I was just looking back and noticing that this blog was a good deal more interesting back in the winter. This is strange, because winter is not my season. Seasonal affective disorder has afflicted me since I was about ten years old. Around the first of March things get really grim. Ordinarily, this is when I take off in a southerly direction if I'm lucky enough to be possessed of sufficient time and fortune, because I simply cannot stand it another moment.
But this year was a little different. Mr. T had bidness in Orlando in early January, and the idea of my staying here alone with dogs and kid was untenable. So I went along and we tacked on an additional week of vacation so I could go to my favorite place in Florida -- the swamp. Beaches are fine and dandy, but the best place to be in Florida, other than the freshwater springs, is unquestionably the Everglades. Being in the swamp in January had two immediate benefits. One, this blog was more interesting, because I was able to post pictures of alligators in compromising positions and videos of anhingas eating exotic catfish. Second, I wasn't as much of a basket case for the rest of the winter, having had two weeks of sunshine in January.

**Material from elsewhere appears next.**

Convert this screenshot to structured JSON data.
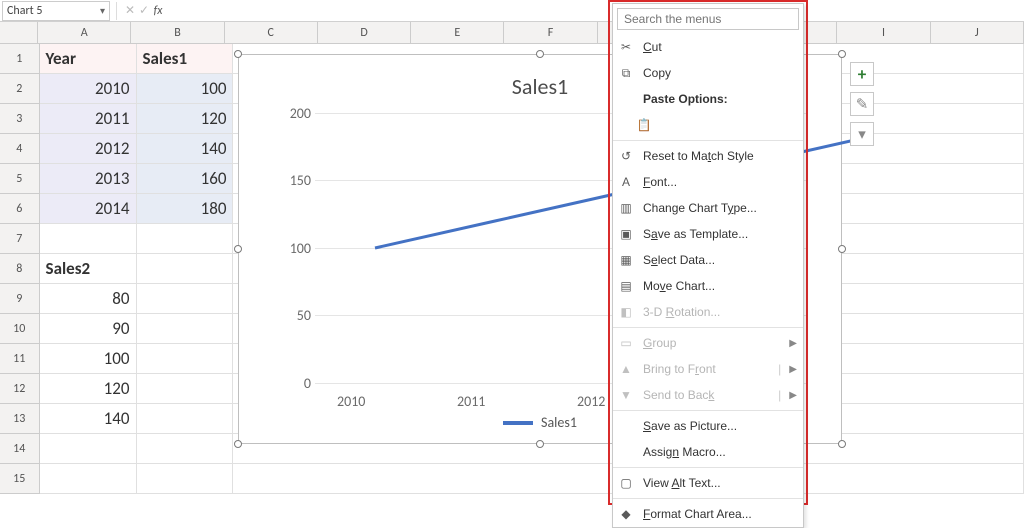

June, on the other hand, has been disconcerting. I've had solid work for the last six weeks that, while it pays the bills, kills every creative impulse and keeps me indoors. Not that June is any great shakes in the Willamette Valley anyway -- I'd guess half the days have failed to crack 60 degrees -- but sickness and work have kept me indoors for the sunshine and warmth we have gotten.
Fortunately, July is nearly here, along with -- I hope -- a bit more time in my schedule to get out and enjoy the blistering heat I crave. I'm also hoping I can pry this blog out of the current ditch in which it resides, existing merely as a repository for my pissing and moaning.

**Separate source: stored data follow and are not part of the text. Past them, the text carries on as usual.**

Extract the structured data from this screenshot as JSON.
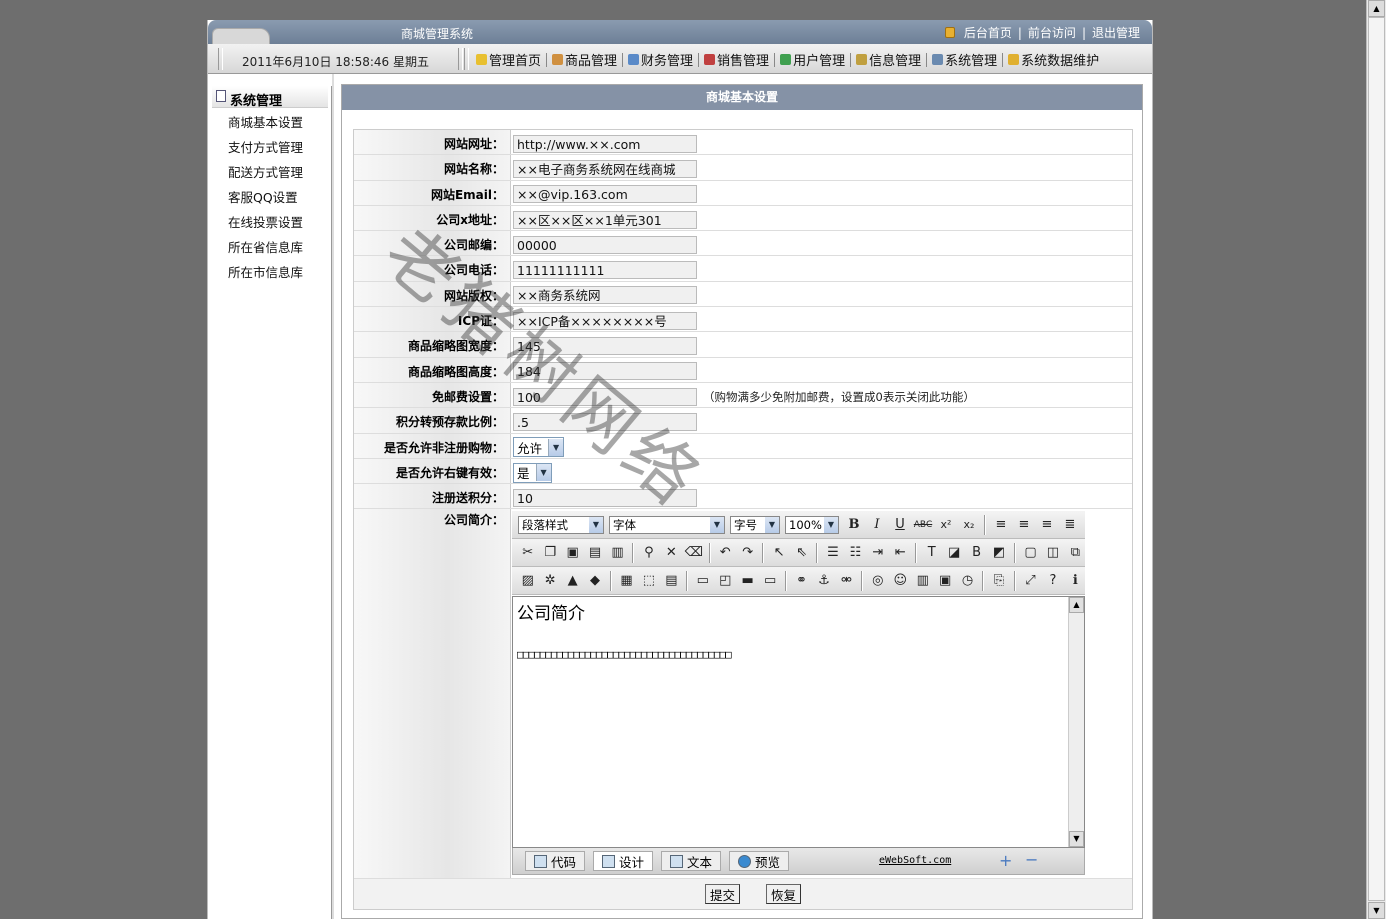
{
  "topbar": {
    "title": "商城管理系统",
    "links": [
      "后台首页",
      "前台访问",
      "退出管理"
    ],
    "sep": "|"
  },
  "menubar": {
    "datetime": "2011年6月10日  18:58:46 星期五",
    "items": [
      "管理首页",
      "商品管理",
      "财务管理",
      "销售管理",
      "用户管理",
      "信息管理",
      "系统管理",
      "系统数据维护"
    ]
  },
  "sidebar": {
    "heading": "系统管理",
    "items": [
      "商城基本设置",
      "支付方式管理",
      "配送方式管理",
      "客服QQ设置",
      "在线投票设置",
      "所在省信息库",
      "所在市信息库"
    ]
  },
  "panel": {
    "title": "商城基本设置"
  },
  "form": {
    "site_url": {
      "label": "网站网址：",
      "value": "http://www.××.com"
    },
    "site_name": {
      "label": "网站名称：",
      "value": "××电子商务系统网在线商城"
    },
    "site_email": {
      "label": "网站Email：",
      "value": "××@vip.163.com"
    },
    "company_address": {
      "label": "公司x地址：",
      "value": "××区××区××1单元301"
    },
    "company_zip": {
      "label": "公司邮编：",
      "value": "00000"
    },
    "company_phone": {
      "label": "公司电话：",
      "value": "11111111111"
    },
    "copyright": {
      "label": "网站版权：",
      "value": "××商务系统网"
    },
    "icp": {
      "label": "ICP证：",
      "value": "××ICP备××××××××号"
    },
    "thumb_width": {
      "label": "商品缩略图宽度：",
      "value": "145"
    },
    "thumb_height": {
      "label": "商品缩略图高度：",
      "value": "184"
    },
    "free_shipping": {
      "label": "免邮费设置：",
      "value": "100",
      "hint": "（购物满多少免附加邮费，设置成0表示关闭此功能）"
    },
    "points_ratio": {
      "label": "积分转预存款比例：",
      "value": ".5"
    },
    "allow_guest": {
      "label": "是否允许非注册购物：",
      "value": "允许"
    },
    "allow_rightclick": {
      "label": "是否允许右键有效：",
      "value": "是"
    },
    "register_points": {
      "label": "注册送积分：",
      "value": "10"
    },
    "intro": {
      "label": "公司简介："
    }
  },
  "editor": {
    "selects": {
      "paragraph": "段落样式",
      "font": "字体",
      "size": "字号",
      "zoom": "100%"
    },
    "content_heading": "公司简介",
    "content_body": "□□□□□□□□□□□□□□□□□□□□□□□□□□□□□□□□□□□□□□",
    "modes": [
      "代码",
      "设计",
      "文本",
      "预览"
    ],
    "brand": "eWebSoft.com",
    "zoom_in": "+",
    "zoom_out": "−"
  },
  "actions": {
    "submit": "提交",
    "reset": "恢复"
  },
  "watermark": "老猪树网络",
  "colors": {
    "title_bar": "#8592a6",
    "topbar": "#7a8ba2"
  }
}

In that vein, we're leaving for Montana this Friday. Good friend and occasional commenter Tony will be going this time as well, along with his three kids. I expect that his youngest son and Trailhead Kid will raise all sorts of hell together, as they tend to do when they are in each other's company for more than, say, two minutes.
Even the dog, Thomas, is restless. An hour ago, he tiptoed into my office and gently placed his squeaky hedgehog on my lap. He then cast me a plaintive look that said, "If I must be stuck in this suburban prison, would it be too much trouble for you to toss my hedgehog down the stairs so that I might run after it? It's a pale substitute for chasing deer out of the garden, but I'll take what I can get right now."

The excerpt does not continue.